In the literature, we did not find any case in which TPE treatment was used in patients with MIS-C-related RESLES. In addition, a single case of RESLES treated with TPE has been reported in the literature, which is associated with TTP and was discharged without sequelae after TPE treatment [16]. In our first case, both clinical and radiological findings and rapid response to treatment were similar to RESLES cases seen in the course of Kawasaki disease. However, in our second case with coronary dilatation, when there was no clinical improvement despite steroid and IVIG treatments, TPE treatment was used and both clinical and laboratory improvement was achieved with the TPE treatment. In our opinion, our second case is the first case report in the literature with a splenial lesion associated with MIS-C and successfully treated with TPE. ( Fig. 1, Fig. 2).
Fig. 1.
: Thorax CT and Cranial MRI images of the first case. (a-f) Bilateral peripheral patched ground glass densities in both lung parenchymal areas and subpleural striations in the left lung lower lobe superior and posterobasal segments. (g) In the axial plane not selectable on T1W images (h) T2W (I) FLAIR (J) Sagittal T2W images slightly hyperintense, shown with an arrow in the corpus callosum splenium, the same in axial (k) b1000 weighted series and (l) DAC maps. Focus causing diffusion restriction indicated by arrow sign in localization. (m,n,o) In the axial plane obtained after one week of treatment, it was observed that the previously described diffusion-restricting lesion in (m) FLAIR (n) b1000 weighted imaging and o) ADC maps could not be selected in the present study.
Fig. 2.
: MRI, Clinical and Echocardiographic findings of the second case. (a) T2W is slightly increased signal intensity in the Corpus Callosum Splenium. (b) SWI, no significant sensitivity artifact in the same localization. (c) DWI and (d) ADC images. There is an increase in signal intensity consistent with restricted diffusion in diffusion weighted and signal loss in ADC imaging sections passing through the same level. (e) Generalized maculopapular rash and (f) Coronary artery dilatation.
5. Conclusion
As a result, we describe the clinical course of two RESLES cases associated with SARS CoV-2 infection in the MIS-C spectrum. In this report, we aimed to increase the awareness of neurological involvement and RESLES in children diagnosed with MIS-C. On the other hand, we aimed to emphasize that plasma exchange can be used effectively in the treatment of these patients when there is no response to IVIG and steroid treatment.
Funding
No external funding was used for this study.
Authors’ contribution
FV, NE, and YYC take responsibility for all aspects of the reliability and freedom from bias of the data presented and their discussed interpretation. FV, NE, EGS, and UE designed the case, planned the concept, and prepared and edited the manuscript. FV, SG, and HC had a role in the literature overview and data analysis.

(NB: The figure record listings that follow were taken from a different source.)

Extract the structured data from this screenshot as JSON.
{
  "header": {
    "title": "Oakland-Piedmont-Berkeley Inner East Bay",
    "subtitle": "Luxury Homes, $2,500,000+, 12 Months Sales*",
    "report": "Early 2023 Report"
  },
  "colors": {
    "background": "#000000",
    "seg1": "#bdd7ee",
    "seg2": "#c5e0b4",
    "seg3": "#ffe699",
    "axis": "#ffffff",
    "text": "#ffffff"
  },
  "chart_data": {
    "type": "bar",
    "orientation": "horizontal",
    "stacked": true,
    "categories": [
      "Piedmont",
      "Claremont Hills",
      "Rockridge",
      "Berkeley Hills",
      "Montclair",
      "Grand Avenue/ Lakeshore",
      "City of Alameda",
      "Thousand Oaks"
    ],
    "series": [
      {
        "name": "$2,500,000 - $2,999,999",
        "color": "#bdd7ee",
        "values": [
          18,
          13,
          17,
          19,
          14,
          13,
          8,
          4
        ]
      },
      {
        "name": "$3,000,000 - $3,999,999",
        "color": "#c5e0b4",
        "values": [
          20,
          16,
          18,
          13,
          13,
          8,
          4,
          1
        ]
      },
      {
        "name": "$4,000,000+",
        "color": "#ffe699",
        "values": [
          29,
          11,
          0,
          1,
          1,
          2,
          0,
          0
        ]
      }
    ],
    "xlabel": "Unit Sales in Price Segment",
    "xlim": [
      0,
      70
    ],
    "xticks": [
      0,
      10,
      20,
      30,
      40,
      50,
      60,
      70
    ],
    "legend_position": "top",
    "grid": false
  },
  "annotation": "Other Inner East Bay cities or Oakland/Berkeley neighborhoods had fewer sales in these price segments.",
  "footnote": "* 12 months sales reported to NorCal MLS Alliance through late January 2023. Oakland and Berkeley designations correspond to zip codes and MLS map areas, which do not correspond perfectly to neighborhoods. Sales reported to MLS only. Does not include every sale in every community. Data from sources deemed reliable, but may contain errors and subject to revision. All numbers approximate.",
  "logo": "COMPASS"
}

Compliance with ethical standards
Detailed informed consent was obtained from our patient’s parents. The photographs of the children are being used with the permission of the parents/guardians of the children.
Conflict of interest statement
None of the authors of this paper has a conflict of interest, including specific financial interests, relationships, and/or affiliations relevant to the subject matter or materials included. Financial disclosure: The authors have no financial relationships relevant to this article to disclose.